Analysis

General Dynamics: Trading History Suggests Caution Ahead of Fair Value

By stockpickr AI | March 2, 2026 | 10 min read

Investment Summary

General Dynamics (GD) is currently trading near the upper end of its historical range, and based on the DCF model, it appears slightly overvalued.

Investment Recommendation

Hold

Fair Value: $265.50

Current Price: $276.71

Upside/Downside: -3.91%

The DCF analysis suggests an implied fair value slightly below the current trading price, indicating the stock is currently fully or slightly overvalued based on projected cash flows.
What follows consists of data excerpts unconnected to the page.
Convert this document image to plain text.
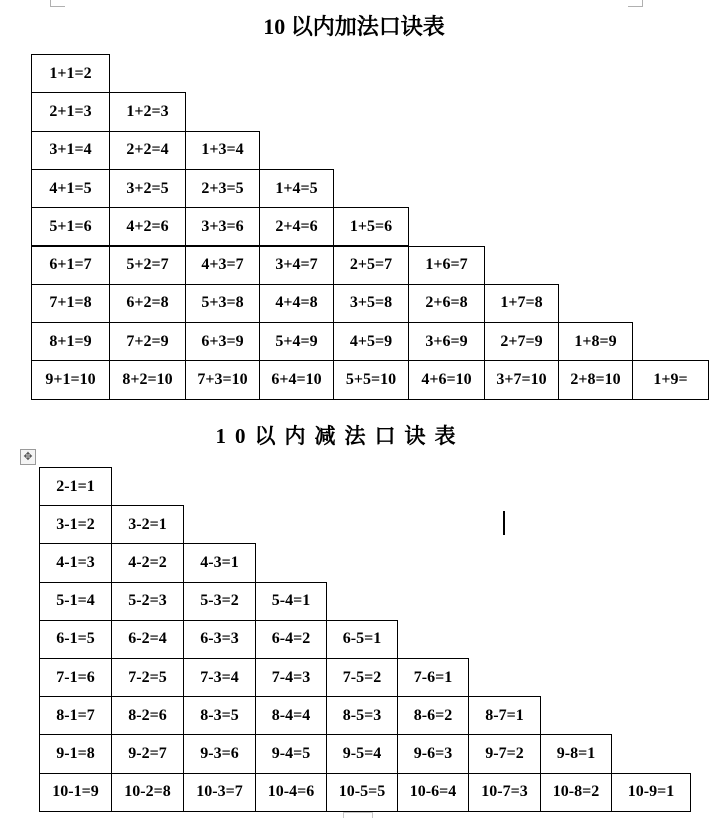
10 以内加法口诀表
1+1=2
2+1=3	1+2=3
3+1=4	2+2=4	1+3=4
4+1=5	3+2=5	2+3=5	1+4=5
5+1=6	4+2=6	3+3=6	2+4=6	1+5=6
6+1=7	5+2=7	4+3=7	3+4=7	2+5=7	1+6=7
7+1=8	6+2=8	5+3=8	4+4=8	3+5=8	2+6=8	1+7=8
8+1=9	7+2=9	6+3=9	5+4=9	4+5=9	3+6=9	2+7=9	1+8=9
9+1=10	8+2=10	7+3=10	6+4=10	5+5=10	4+6=10	3+7=10	2+8=10	1+9=
10以内减法口诀表
✥
2-1=1
3-1=2	3-2=1
4-1=3	4-2=2	4-3=1
5-1=4	5-2=3	5-3=2	5-4=1
6-1=5	6-2=4	6-3=3	6-4=2	6-5=1
7-1=6	7-2=5	7-3=4	7-4=3	7-5=2	7-6=1
8-1=7	8-2=6	8-3=5	8-4=4	8-5=3	8-6=2	8-7=1
9-1=8	9-2=7	9-3=6	9-4=5	9-5=4	9-6=3	9-7=2	9-8=1
10-1=9	10-2=8	10-3=7	10-4=6	10-5=5	10-6=4	10-7=3	10-8=2	10-9=1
The stability provided by the defense backlog justifies holding existing positions, but significant upside potential is limited at this price point.

Key Metrics

  • Market Cap: $847.22B
  • P/E Ratio: 17.89x
  • Forward P/E: 16.67x
  • Revenue Growth (YoY): 5.5%
  • Net Margin: 9.3%
  • ROE: 26.1%
  • Debt/Equity: 0.45
  • Dividend Yield: 2.11%

Strengths

  • Strong revenue backlog: As of Q1 2024, the total contract backlog was approximately $93.7 billion, providing excellent revenue visibility.
  • Consistent profitability: Net margins have remained relatively stable, around 9.0% to 9.5% in recent years.
  • Aerospace recovery: The Gulfstream business jet segment is showing strong demand, driving high-margin revenue.
  • Low Beta: A Beta of 0.55 indicates lower volatility compared to the broader market, appealing to conservative investors.

Risk Factors

  • Defense Budget Uncertainty: Potential for delays or reductions in major defense programs due to political cycles or shifting national priorities.
  • Supply Chain Constraints: Ongoing challenges in the defense supply chain can delay the execution of long-term contracts and impact margins.
  • Program Execution Risk: Delays or cost overruns on complex, high-value programs (e.g., shipbuilding) can negatively affect segment profitability.